2/6/2026
Postman 68
Ryan Preece is a worthy winner of wintry Cook Out Clash
By Reid Spencer
NASCAR Wire Service
The addition of 80 horsepower to the NASCAR Cup Series cars suited Ryan Preece just fine.
The 35-year-old Preece was foremost among all drivers when it came to dealing with a series of rapidly changing track conditions in Wednesday night’s Cook Out Clash at Bowman Gray Stadium.
Disadvantaged during practice and qualifying as one of the first drivers to take to the track, Preece started 18th in the 23-car field in his No. 60 Roush Fenway Keselowski Racing Ford.
On slick tires, with new left sides provided by Goodyear, he had made steady progress to ninth by the time the race reached the halfway break at 100 laps.
That’s when the race changed radically. As the cars returned to the garage area for adjustments, a mixture of rain and sleet began to fall, with pellets of ice bouncing off the hoods of the parked vehicles.
NASCAR declared wet race conditions, mandating the use of treaded wet-weather tires for the start of the second half of the Clash. Preece began to make his move after caution slowed the race for the seventh time on Lap 121.
On Lap 138, when NASCAR called the eighth of a Clash-record 17 cautions for a Turn 4 incident involving Denny Hamlin and Ryan Blaney, Preece was running fourth.
During a spate of five cautions in six laps (with only green-flag laps counting toward the race total), Preece climbed to second behind New Zealander Shane van Gisbergen, the most experienced wet-weather racer in the field.
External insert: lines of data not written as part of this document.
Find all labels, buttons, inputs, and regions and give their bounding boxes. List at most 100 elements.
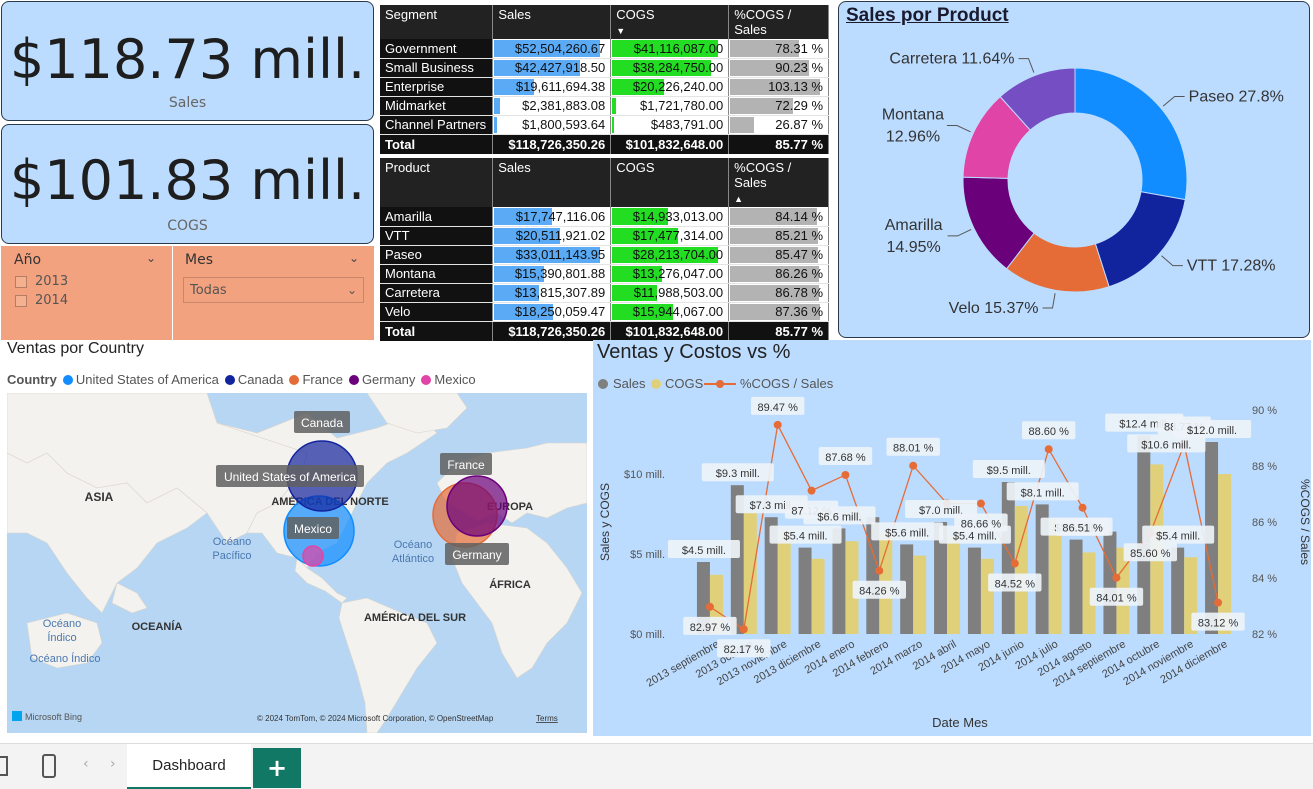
checkbox-icon[interactable] xyxy=(15,294,27,307)
cogs-bar[interactable] xyxy=(1218,474,1232,634)
donut-chart[interactable]: Paseo 27.8% VTT 17.28% Velo 15.37% Amarilla… xyxy=(839,2,1309,337)
cogs-bar[interactable] xyxy=(1048,518,1062,634)
map-legend-item[interactable]: United States of America xyxy=(62,372,219,387)
donut-slice-carretera[interactable] xyxy=(999,67,1076,131)
table-row[interactable]: Channel Partners $1,800,593.64 $483,791.00… xyxy=(380,115,829,135)
desktop-view-icon[interactable] xyxy=(0,756,8,776)
cogs-bar[interactable] xyxy=(980,558,994,634)
map-legend-item[interactable]: Canada xyxy=(224,372,283,387)
column-header-pct[interactable]: %COGS / Sales ▲ xyxy=(728,158,829,207)
sales-bar[interactable] xyxy=(866,517,880,634)
pct-point[interactable] xyxy=(807,486,816,495)
pct-point[interactable] xyxy=(705,602,714,611)
year-option-2013[interactable]: 2013 xyxy=(15,274,68,289)
cogs-bar[interactable] xyxy=(1014,506,1028,634)
column-header-sales[interactable]: Sales xyxy=(492,5,612,39)
month-dropdown[interactable]: Todas ⌄ xyxy=(183,277,364,303)
sales-bar[interactable] xyxy=(934,522,948,634)
pct-cell: 86.78 % xyxy=(728,283,829,303)
map-terms-link[interactable]: Terms xyxy=(536,714,558,723)
svg-text:$9.3 mill.: $9.3 mill. xyxy=(716,468,760,480)
table-row[interactable]: Amarilla $17,747,116.06 $14,933,013.00 84.1… xyxy=(380,207,829,227)
table-row[interactable]: Carretera $13,815,307.89 $11,988,503.00 86.… xyxy=(380,283,829,303)
sales-bar[interactable] xyxy=(832,528,846,634)
tab-dashboard[interactable]: Dashboard xyxy=(127,744,251,789)
sales-bar[interactable] xyxy=(1171,547,1185,634)
sales-bar[interactable] xyxy=(1069,539,1083,634)
donut-slice-vtt[interactable] xyxy=(1094,191,1186,288)
combo-chart-panel[interactable]: Ventas y Costos vs % Sales COGS %COGS / Sa… xyxy=(593,340,1311,736)
map-legend-item[interactable]: Mexico xyxy=(421,372,476,387)
pct-point[interactable] xyxy=(739,625,748,634)
svg-text:$12.4 mill.: $12.4 mill. xyxy=(1119,419,1169,431)
donut-slice-paseo[interactable] xyxy=(1074,67,1188,201)
checkbox-icon[interactable] xyxy=(15,275,27,288)
cogs-bar[interactable] xyxy=(947,536,961,634)
cogs-bar[interactable] xyxy=(913,555,927,634)
year-option-2014[interactable]: 2014 xyxy=(15,293,68,308)
pct-point[interactable] xyxy=(909,461,918,470)
pct-point[interactable] xyxy=(1112,573,1121,582)
month-slicer[interactable]: Mes ⌄ Todas ⌄ xyxy=(173,246,374,340)
column-header-segment[interactable]: Segment xyxy=(380,5,494,39)
chevron-down-icon[interactable]: ⌄ xyxy=(146,251,157,265)
sales-bar[interactable] xyxy=(798,547,812,634)
column-header-cogs[interactable]: COGS ▼ xyxy=(610,5,730,39)
pct-data-label: 84.01 % xyxy=(1089,587,1144,606)
table-row[interactable]: Montana $15,390,801.88 $13,276,047.00 86.26… xyxy=(380,264,829,284)
bubble-germany[interactable] xyxy=(446,475,508,537)
add-page-button[interactable]: + xyxy=(253,748,301,788)
segment-table[interactable]: Segment Sales COGS ▼ %COGS / Sales Govern… xyxy=(380,5,829,154)
table-row[interactable]: Velo $18,250,059.47 $15,944,067.00 87.36 % xyxy=(380,302,829,322)
table-row[interactable]: Midmarket $2,381,883.08 $1,721,780.00 72.29… xyxy=(380,96,829,116)
pct-point[interactable] xyxy=(1044,445,1053,454)
sales-bar[interactable] xyxy=(1035,504,1049,634)
cogs-kpi-card[interactable]: $101.83 mill. COGS xyxy=(1,124,374,244)
chevron-down-icon[interactable]: ⌄ xyxy=(349,251,360,265)
cogs-bar[interactable] xyxy=(777,530,791,634)
sales-bar[interactable] xyxy=(764,517,778,634)
pct-point[interactable] xyxy=(1010,559,1019,568)
bubble-mexico[interactable] xyxy=(302,545,324,567)
sales-kpi-card[interactable]: $118.73 mill. Sales xyxy=(1,1,374,121)
table-row[interactable]: Enterprise $19,611,694.38 $20,226,240.00 10… xyxy=(380,77,829,97)
table-row[interactable]: Small Business $42,427,918.50 $38,284,750.… xyxy=(380,58,829,78)
next-page-icon[interactable]: › xyxy=(110,756,116,772)
sales-bar[interactable] xyxy=(696,562,710,634)
sales-bar[interactable] xyxy=(730,485,744,634)
pct-point[interactable] xyxy=(976,499,985,508)
legend-pct[interactable]: %COGS / Sales xyxy=(740,376,834,391)
column-header-cogs[interactable]: COGS xyxy=(610,158,730,207)
pct-point[interactable] xyxy=(773,420,782,429)
sales-bar[interactable] xyxy=(900,544,914,634)
prev-page-icon[interactable]: ‹ xyxy=(83,756,89,772)
legend-cogs[interactable]: COGS xyxy=(665,376,704,391)
legend-sales[interactable]: Sales xyxy=(613,376,646,391)
mobile-view-icon[interactable] xyxy=(42,754,56,778)
pct-point[interactable] xyxy=(875,566,884,575)
table-row[interactable]: VTT $20,511,921.02 $17,477,314.00 85.21 % xyxy=(380,226,829,246)
table-row[interactable]: Paseo $33,011,143.95 $28,213,704.00 85.47 % xyxy=(380,245,829,265)
combo-chart[interactable]: Sales COGS %COGS / Sales $0 mill. $5 mill. $1… xyxy=(593,340,1311,736)
cogs-bar[interactable] xyxy=(811,558,825,634)
year-slicer[interactable]: Año ⌄ 2013 2014 xyxy=(1,246,172,340)
map-legend-item[interactable]: France xyxy=(289,372,343,387)
pct-point[interactable] xyxy=(1214,598,1223,607)
sales-bar[interactable] xyxy=(1103,531,1117,634)
cogs-bar[interactable] xyxy=(1082,552,1096,634)
column-header-sales[interactable]: Sales xyxy=(492,158,612,207)
sales-bar[interactable] xyxy=(967,547,981,634)
cogs-bar[interactable] xyxy=(845,541,859,634)
sales-bar[interactable] xyxy=(1001,482,1015,634)
product-table[interactable]: Product Sales COGS %COGS / Sales ▲ Amaril… xyxy=(380,158,829,341)
column-header-product[interactable]: Product xyxy=(380,158,494,207)
column-header-pct[interactable]: %COGS / Sales xyxy=(728,5,829,39)
pct-point[interactable] xyxy=(1078,503,1087,512)
table-row[interactable]: Government $52,504,260.67 $41,116,087.00 78… xyxy=(380,39,829,59)
pct-point[interactable] xyxy=(841,470,850,479)
donut-card[interactable]: Sales por Product Paseo 27.8% VTT 17.28% V… xyxy=(838,1,1310,338)
map-legend-item[interactable]: Germany xyxy=(348,372,415,387)
cogs-bar[interactable] xyxy=(743,512,757,634)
With the track starting to dry, Preece bulled his way past Van Gisbergen on Lap 156 and held the lead to the finish 45 laps later, despite having to negotiate four more restarts.
“My hat is off to Goodyear,” Preece said during his winner’s press conference. “It wasn't our traditional soft tire. It was a rain tire. I still feel between them, as well as the increase in horsepower today on a quarter-mile with the gear that we're running, you could feel it. There were multiple times I couldn't go wide-open throttle. That's saying something.”
Preece has never won a points-paying Cup race. In that respect, he’s in elite company. In 47 previous editions of the Clash, only NASCAR Hall of Famer Jeff Gordon and veteran Denny Hamlin won the exhibition race before visiting Victory Lane in a Cup points race.
Gordon went on to win 93 races and four championships. Hamlin currently has 60 victories—and counting.
Preece’s win was particularly meaningful to RFK Racing as a whole, given that it followed the devastating loss of former RFK driver Greg Biffle, his family and three others in a plane crash on Dec. 18.
Beyond his racing exploits, Biffle had gained recognition for his tireless rescue efforts during the aftermath of Hurricane Helene in 2024. RFK hopes to use Biffle’s memory as inspiration.
“We had a meeting with the drivers and crew chiefs and myself,” said team president Chip Bowers. “We talked about being bold, aggressive, and committed, the acronym meaning we're going to get back to the front. We do it with heavy hearts. We do it with Greg and his family in our hearts, in our minds. It's been a tough few months for us, right? We've had a little bit of tragedy to deal with.
“It's a real testament to the family atmosphere that we have in our organization and the collective commitment to be ourselves and be committed to one another, and Ryan exemplifies that.”
Despite two postponements because of severe snowfall, and despite the wintry mix that visited the quarter-mile track during Wednesday’s race, NASCAR’s determination to complete the event this week ultimately was rewarded.
Do the weather conditions of 2026 mean the Clash should move to warmer climes, as some are suggesting?
Not necessarily. It’s important to remember that the snowstorm that hit Winston-Salem was an anomaly.
And it’s important to note that weather can be a disruptive force anywhere, as it was in Los Angeles, of all places, where a massive rainstorm forced the 2024 Clash in the Coliseum to run a day early.